The Financial Action Task Force is an inter-governmental entity that plays a key role in combating money laundering and terrorism financing. The financial watchdog based in Paris constitutes 37 member states and publishes policies and guidelines to fight financial crime. The guidelines by FATF help regulate financial business operations and mitigate corruption.
FATF on Terrorist Financing
The global state of security took a new turn on September 11, 2001, after the infamous World Trade Center incident. Law enforcement authorities and world governments became concerned about problems arising due to terrorist funding. In order to speed up efforts against financial crime and financing of bad actors, FATF updated its recommendations for member states.
For a detailed insight on how terrorist funding takes place, the FATF carried out comprehensive research on the sources of black money, how fraudsters avoid financial barriers and prepared an action plan to take them down. The FATF also highlights the potential threats of terrorist financing by Politically Exposed Persons (PEPs) and how they can be cut down.
What are the FATF Recommendations?
The 40 Recommendations by the FATF require participating states to make efforts in combating money laundering, corruption and other forms of financial crime. Money used for illicit purposes should be confiscated and authorities be allowed to enforce necessary changes. Financial organizations operating in member countries need to ensure Know Your Customer (KYC) standards before onboarding customers.
Customers that pose a higher risk of money laundering and corruption should be monitored and reported in case of any suspicious activity. FATF countries must have a financial body to investigate records of high-risk customers to coordinate with international authorities in combating cross-border terrorist financing.
Risk Assessment Measures
Recommendation 1 proposes participating countries to develop a risk-based approach to address AML/CFT concerns. It includes guidelines to identify money laundering risks in the country, assessing their impact, and following a sound methodology to counter them. In this regard, national law enforcement authorities should play an active role to mitigate the risks. The risk-based approach should align with the idea of effective AML/CFT compliance and be scalable to prevent future threats.
Due Diligence Standards
FATF’s Recommendation 10 states that financial entities in member states should practice Customer Due Diligence (CDD) to prevent individuals with fake identities from opening accounts. CDD procedures could take place at the time of customer onboarding, before initiating a business relationship with a partner entity, or during ongoing monitoring of high-risk customers.

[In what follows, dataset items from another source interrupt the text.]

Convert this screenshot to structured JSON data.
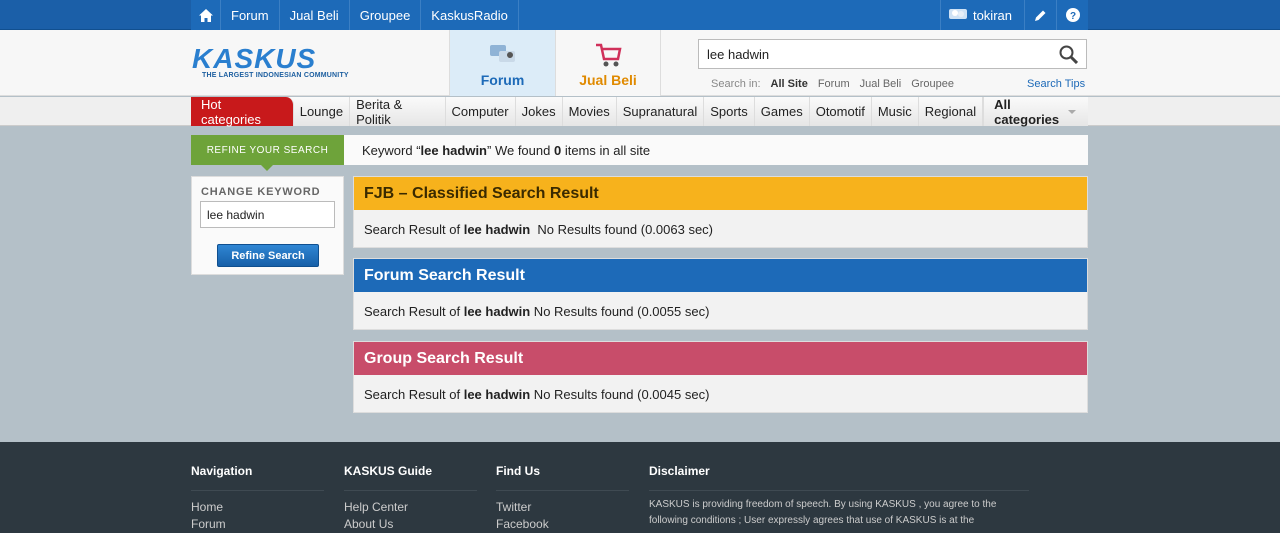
{
  "topbar": {
    "nav": [
      "Forum",
      "Jual Beli",
      "Groupee",
      "KaskusRadio"
    ],
    "username": "tokiran"
  },
  "header": {
    "logo_name": "KASKUS",
    "logo_tagline": "THE LARGEST INDONESIAN COMMUNITY",
    "tab_forum": "Forum",
    "tab_jualbeli": "Jual Beli",
    "search_value": "lee hadwin",
    "search_in_label": "Search in:",
    "search_in_options": [
      "All Site",
      "Forum",
      "Jual Beli",
      "Groupee"
    ],
    "search_tips": "Search Tips"
  },
  "categories": {
    "hot": "Hot categories",
    "items": [
      "Lounge",
      "Berita & Politik",
      "Computer",
      "Jokes",
      "Movies",
      "Supranatural",
      "Sports",
      "Games",
      "Otomotif",
      "Music",
      "Regional"
    ],
    "all": "All categories"
  },
  "refine": {
    "tab_label": "REFINE YOUR SEARCH",
    "change_keyword": "CHANGE KEYWORD",
    "keyword_value": "lee hadwin",
    "button": "Refine Search"
  },
  "keyword_bar": {
    "prefix": "Keyword “",
    "keyword": "lee hadwin",
    "middle": "” We found ",
    "count": "0",
    "suffix": " items in all site"
  },
  "results": [
    {
      "title": "FJB – Classified Search Result",
      "prefix": "Search Result of ",
      "keyword": "lee hadwin",
      "status": "  No Results found (0.0063 sec)"
    },
    {
      "title": "Forum Search Result",
      "prefix": "Search Result of ",
      "keyword": "lee hadwin",
      "status": " No Results found (0.0055 sec)"
    },
    {
      "title": "Group Search Result",
      "prefix": "Search Result of ",
      "keyword": "lee hadwin",
      "status": " No Results found (0.0045 sec)"
    }
  ],
  "footer": {
    "navigation": {
      "title": "Navigation",
      "items": [
        "Home",
        "Forum"
      ]
    },
    "guide": {
      "title": "KASKUS Guide",
      "items": [
        "Help Center",
        "About Us"
      ]
    },
    "findus": {
      "title": "Find Us",
      "items": [
        "Twitter",
        "Facebook"
      ]
    },
    "disclaimer": {
      "title": "Disclaimer",
      "text": "KASKUS is providing freedom of speech. By using KASKUS , you agree to the following conditions ; User expressly agrees that use of KASKUS is at the"
    }
  },
  "colors": {
    "brand_blue": "#1d6ab8",
    "fjb_yellow": "#f7b21c",
    "group_pink": "#c84d6a",
    "refine_green": "#6ea33a",
    "hot_red": "#c8191b"
  }
}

High-risk Countries and Customers
According to Recommendation 19, some countries pose a higher money laundering risk which is why Enhanced Due Diligence is necessary for customers belonging to those regions. EDD measures may include ongoing AML monitoring, detailed audits or restricting the nature of relationships within the high-risk country.
Recommendation 12 suggests background checks for customers either entrusted with a public role or associated with a political party. These individuals, often termed as Politically Exposed Persons (PEPs), come with a greater risk of money laundering since they may misuse their authority at any time.
Suspicious Activity Reports
Recommendation 20 of the FATF prompts financial organizations to monitor and report any suspicious transactions on the customer’s end. A Suspicious Activity Report (SAR) should be submitted after completing the required trial by the financial intelligence unit of a company. These transactions might as well be used in criminal proceeds like terrorist funding or a large-scale corruption scheme. Suspicious activity must be monitored based on money laundering offences defined in Recommendation 3 followed by a reporting obligation.